En van de kant van de familie is het niet slim om dit open te laten. Formeel is men gebonden aan de beheersverordening, onder het motto "Eenieder wordt geacht de wet te kennen". Maar ook los van het formele kan men begrijpen dat er iets met de tenaamstelling een graf moet gebeuren, omdat er een soort contactpersoon moet zijn.
De gemeente had het verzoek om bijzetting van de asbus niet mogen accepteren, zonder dat er eerst of tegelijk het verzoek om overschrijving zou liggen. Achteraf, nu er een ander verzoek om overschrijving is gedaan, is het wel makkelijk om te zeggen dat men het verzoek om bijzetting als een verzoek om overschrijving beschouwt. Dat is nu alleen om de zaak goed te praten, zo voelt het toch. Niet overgeschreven is gewoon niet overgeschreven, dat is een feit. Als het gaat om iets wat zich een week of maand geleden afgespeeld heeft, kun je zeggen dat men het nog aan het afwerken is. Maar als er 2 jaar tussen zit, niet.
Ik meen dat in dit geval de zus terecht de rechten vraagt en als eerste aanvrager behoort te krijgen. Dat is alleen anders als de gemeente kan bewijzen dat de broer destijds als eerste zo'n verzoek heeft ingediend, dan wel dat de broer in de administratie van de gemeente ook echt als rechthebbende is geadministreerd. Alhoewel, dat is geen formeel rechtsgeldig besluit, geen beschikking of besluit. Daarom is een nieuwe grafakte of ander schriftelijk overschrijvingsbesluit van belang: er moet een besluit zijn waar ook derden-belanghebbenden bezwaar tegen moeten kunnen maken. Nu is dat er niet.
Het nemen van een wijzigingsbesluit, zoals u dat noemt, heeft niets te maken met de Wet op de lijkbezorging. Het is een regeling in de beheersverordening. Vaak staat er dus in dat binnen een jaar moet zijn overgeschreven. Maar soms ook dat de grafrechten vervallen als dat niet binnen die termijn gebeurt. Het kán zo zijn dat de rechten formeel vervallen zijn. Dan kan ook de gemeente niets meer overschrijven; wat er niet meer is, kun je niet meer geven. Maar wel kan het graf opnieuw worden uitgegeven. Dat klinkt allemaal pietluttig, maar maakt wel verschil. De zus kan nu geacht orden om (her)uitgifte van het graf te vragen en de actie van 2 jaar geleden van de broer niet (meer). Men moet dus de beheersverordening goed bestuderen om te kijken wat er moest gebeuren en nog kan gebeuren ter zake van een overschrijving.

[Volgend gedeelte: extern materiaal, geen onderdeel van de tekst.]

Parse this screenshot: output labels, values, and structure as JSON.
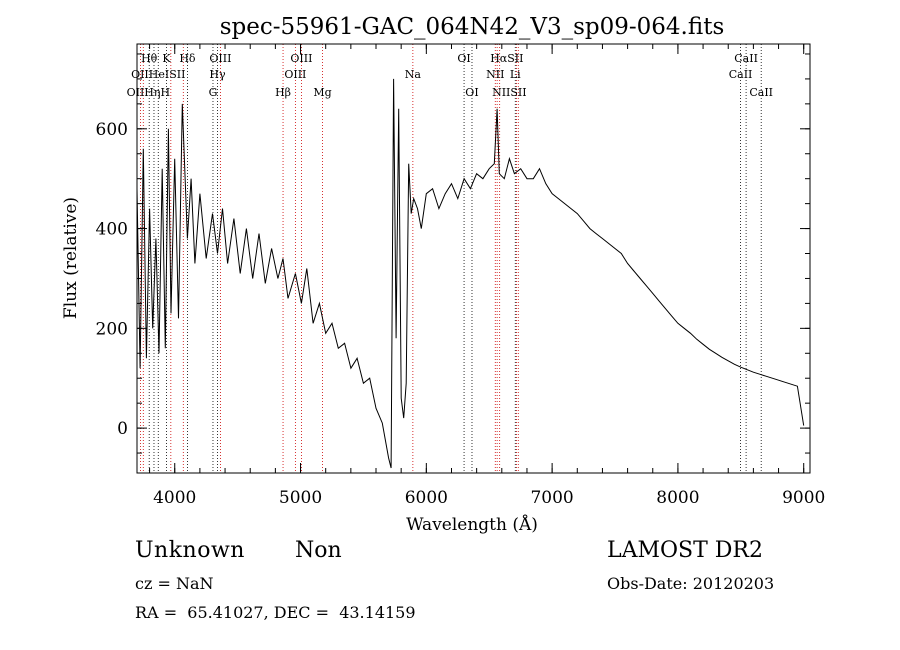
{
  "chart_data": {
    "type": "line",
    "title": "spec-55961-GAC_064N42_V3_sp09-064.fits",
    "xlabel": "Wavelength (Å)",
    "ylabel": "Flux (relative)",
    "xlim": [
      3700,
      9050
    ],
    "ylim": [
      -90,
      770
    ],
    "xticks": [
      4000,
      5000,
      6000,
      7000,
      8000,
      9000
    ],
    "xtick_labels": [
      "4000",
      "5000",
      "6000",
      "7000",
      "8000",
      "9000"
    ],
    "yticks": [
      0,
      200,
      400,
      600
    ],
    "ytick_labels": [
      "0",
      "200",
      "400",
      "600"
    ],
    "grid": false,
    "series": [
      {
        "x": [
          3700,
          3725,
          3750,
          3775,
          3800,
          3825,
          3850,
          3875,
          3900,
          3925,
          3950,
          3970,
          4000,
          4030,
          4060,
          4101,
          4130,
          4160,
          4200,
          4250,
          4300,
          4340,
          4380,
          4420,
          4470,
          4520,
          4570,
          4620,
          4670,
          4720,
          4770,
          4820,
          4861,
          4900,
          4959,
          5007,
          5050,
          5100,
          5150,
          5200,
          5250,
          5300,
          5350,
          5400,
          5450,
          5500,
          5550,
          5600,
          5650,
          5700,
          5720,
          5740,
          5760,
          5780,
          5800,
          5820,
          5840,
          5860,
          5880,
          5900,
          5930,
          5960,
          6000,
          6050,
          6100,
          6150,
          6200,
          6250,
          6300,
          6350,
          6400,
          6450,
          6500,
          6540,
          6563,
          6580,
          6620,
          6660,
          6700,
          6750,
          6800,
          6850,
          6900,
          6950,
          7000,
          7050,
          7100,
          7150,
          7200,
          7250,
          7300,
          7350,
          7400,
          7450,
          7500,
          7550,
          7600,
          7650,
          7700,
          7750,
          7800,
          7850,
          7900,
          7950,
          8000,
          8050,
          8100,
          8150,
          8200,
          8250,
          8300,
          8350,
          8400,
          8450,
          8500,
          8550,
          8600,
          8650,
          8700,
          8750,
          8800,
          8850,
          8900,
          8950,
          9000
        ],
        "y": [
          480,
          120,
          560,
          140,
          440,
          200,
          380,
          150,
          520,
          160,
          600,
          230,
          540,
          220,
          650,
          380,
          500,
          330,
          470,
          340,
          430,
          350,
          440,
          330,
          420,
          310,
          400,
          300,
          390,
          290,
          360,
          300,
          340,
          260,
          310,
          250,
          320,
          210,
          250,
          190,
          210,
          160,
          170,
          120,
          140,
          90,
          100,
          40,
          10,
          -60,
          -80,
          700,
          180,
          640,
          60,
          20,
          90,
          530,
          430,
          460,
          440,
          400,
          470,
          480,
          440,
          470,
          490,
          460,
          500,
          480,
          510,
          500,
          520,
          530,
          640,
          510,
          500,
          540,
          510,
          520,
          500,
          500,
          520,
          490,
          470,
          460,
          450,
          440,
          430,
          415,
          400,
          390,
          380,
          370,
          360,
          350,
          330,
          315,
          300,
          285,
          270,
          255,
          240,
          225,
          210,
          200,
          190,
          178,
          168,
          158,
          150,
          142,
          135,
          128,
          122,
          117,
          112,
          108,
          104,
          100,
          96,
          92,
          88,
          84,
          5
        ]
      }
    ],
    "lines": [
      {
        "w": 3727,
        "labels": [
          "OII"
        ]
      },
      {
        "w": 3750,
        "labels": [
          "OII"
        ]
      },
      {
        "w": 3797,
        "labels": [
          "Hθ"
        ]
      },
      {
        "w": 3835,
        "labels": [
          "Hη"
        ]
      },
      {
        "w": 3869,
        "labels": [
          "HeI"
        ]
      },
      {
        "w": 3934,
        "labels": [
          "K"
        ]
      },
      {
        "w": 3969,
        "labels": [
          "SII",
          "H"
        ]
      },
      {
        "w": 4068,
        "labels": [
          "SII"
        ]
      },
      {
        "w": 4101,
        "labels": [
          "Hδ"
        ]
      },
      {
        "w": 4304,
        "labels": [
          "G"
        ]
      },
      {
        "w": 4340,
        "labels": [
          "Hγ"
        ]
      },
      {
        "w": 4363,
        "labels": [
          "OIII"
        ]
      },
      {
        "w": 4861,
        "labels": [
          "Hβ"
        ]
      },
      {
        "w": 4959,
        "labels": [
          "OIII"
        ]
      },
      {
        "w": 5007,
        "labels": [
          "OIII"
        ]
      },
      {
        "w": 5175,
        "labels": [
          "Mg"
        ]
      },
      {
        "w": 5893,
        "labels": [
          "Na"
        ]
      },
      {
        "w": 6300,
        "labels": [
          "OI"
        ]
      },
      {
        "w": 6363,
        "labels": [
          "OI"
        ]
      },
      {
        "w": 6548,
        "labels": [
          "NII"
        ]
      },
      {
        "w": 6563,
        "labels": [
          "Hα"
        ]
      },
      {
        "w": 6583,
        "labels": [
          "NII"
        ]
      },
      {
        "w": 6707,
        "labels": [
          "Li"
        ]
      },
      {
        "w": 6717,
        "labels": [
          "SII"
        ]
      },
      {
        "w": 6731,
        "labels": [
          "SII"
        ]
      },
      {
        "w": 8498,
        "labels": [
          "CaII"
        ]
      },
      {
        "w": 8542,
        "labels": [
          "CaII"
        ]
      },
      {
        "w": 8662,
        "labels": [
          "CaII"
        ]
      }
    ],
    "line_colors": {
      "emission": "#cc0000",
      "absorption": "#000000"
    },
    "line_label_rows": [
      [
        {
          "text": "Hθ",
          "w": 3797
        },
        {
          "text": "K",
          "w": 3934
        },
        {
          "text": "Hδ",
          "w": 4101
        },
        {
          "text": "OIII",
          "w": 4363
        },
        {
          "text": "OIII",
          "w": 5007
        },
        {
          "text": "OI",
          "w": 6300
        },
        {
          "text": "HαSII",
          "w": 6640
        },
        {
          "text": "CaII",
          "w": 8542
        }
      ],
      [
        {
          "text": "OIIHeISII",
          "w": 3869
        },
        {
          "text": "Hγ",
          "w": 4340
        },
        {
          "text": "OIII",
          "w": 4959
        },
        {
          "text": "Na",
          "w": 5893
        },
        {
          "text": "NII",
          "w": 6548
        },
        {
          "text": "Li",
          "w": 6707
        },
        {
          "text": "CaII",
          "w": 8498
        }
      ],
      [
        {
          "text": "OIIHηH",
          "w": 3790
        },
        {
          "text": "G",
          "w": 4304
        },
        {
          "text": "Hβ",
          "w": 4861
        },
        {
          "text": "Mg",
          "w": 5175
        },
        {
          "text": "OI",
          "w": 6363
        },
        {
          "text": "NIISII",
          "w": 6660
        },
        {
          "text": "CaII",
          "w": 8662
        }
      ]
    ]
  },
  "info": {
    "obj_class": "Unknown",
    "obj_subclass": "Non",
    "survey": "LAMOST DR2",
    "cz": "cz = NaN",
    "obs_date": "Obs-Date: 20120203",
    "radec": "RA =  65.41027, DEC =  43.14159"
  }
}
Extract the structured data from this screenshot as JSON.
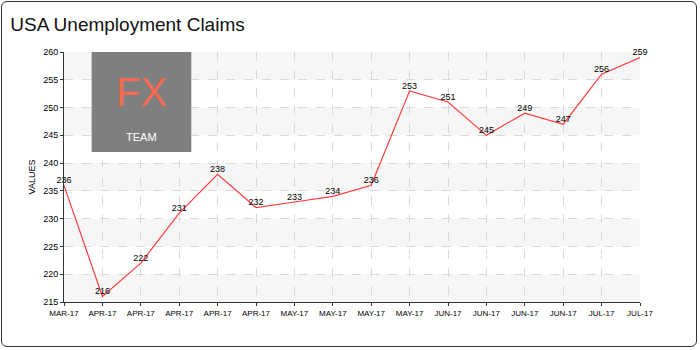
{
  "chart_data": {
    "type": "line",
    "title": "USA Unemployment Claims",
    "y_label": "VALUES",
    "categories": [
      "MAR-17",
      "APR-17",
      "APR-17",
      "APR-17",
      "APR-17",
      "APR-17",
      "MAY-17",
      "MAY-17",
      "MAY-17",
      "MAY-17",
      "JUN-17",
      "JUN-17",
      "JUN-17",
      "JUN-17",
      "JUL-17",
      "JUL-17"
    ],
    "values": [
      236,
      216,
      222,
      231,
      238,
      232,
      233,
      234,
      236,
      253,
      251,
      245,
      249,
      247,
      256,
      259
    ],
    "color": "#ff3b3b",
    "ylim": [
      215,
      260
    ],
    "yticks": [
      215,
      220,
      225,
      230,
      235,
      240,
      245,
      250,
      255,
      260
    ],
    "grid": true,
    "data_labels": true,
    "annotations": [
      "FX",
      "TEAM"
    ]
  }
}
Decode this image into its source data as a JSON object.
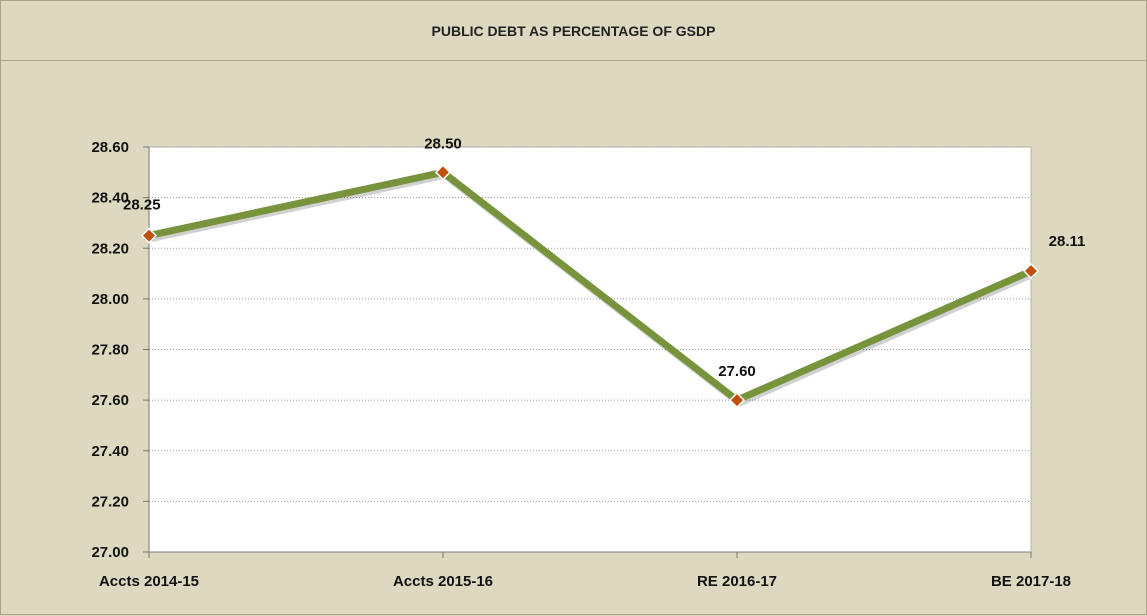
{
  "chart_data": {
    "type": "line",
    "title": "PUBLIC DEBT AS PERCENTAGE OF GSDP",
    "categories": [
      "Accts 2014-15",
      "Accts 2015-16",
      "RE 2016-17",
      "BE 2017-18"
    ],
    "series": [
      {
        "values": [
          28.25,
          28.5,
          27.6,
          28.11
        ]
      }
    ],
    "data_labels": [
      "28.25",
      "28.50",
      "27.60",
      "28.11"
    ],
    "y_ticks": [
      "27.00",
      "27.20",
      "27.40",
      "27.60",
      "27.80",
      "28.00",
      "28.20",
      "28.40",
      "28.60"
    ],
    "ylim": [
      27.0,
      28.6
    ],
    "grid": true,
    "legend": "none",
    "colors": {
      "line": "#77933c",
      "marker": "#c0500a",
      "plot_background": "#ffffff",
      "chart_background": "#ddd8c0"
    }
  }
}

Als het verzoek van de zus wordt afgewezen, kan zij binnen 6 weken op grond van de Algemene wet bestuursrecht een bezwaarschrift indienen. Simpelweg kan zij stellen dat zij de eerste aanvrager is en dat er geen formeel besluit is waarbij de rechten rechtsgeldig aan een ander zijn toegewezen.
Niet geschoten is altijd mis, dus ik zou er een bezwarenprocedure aan wijden, als ik de zus was.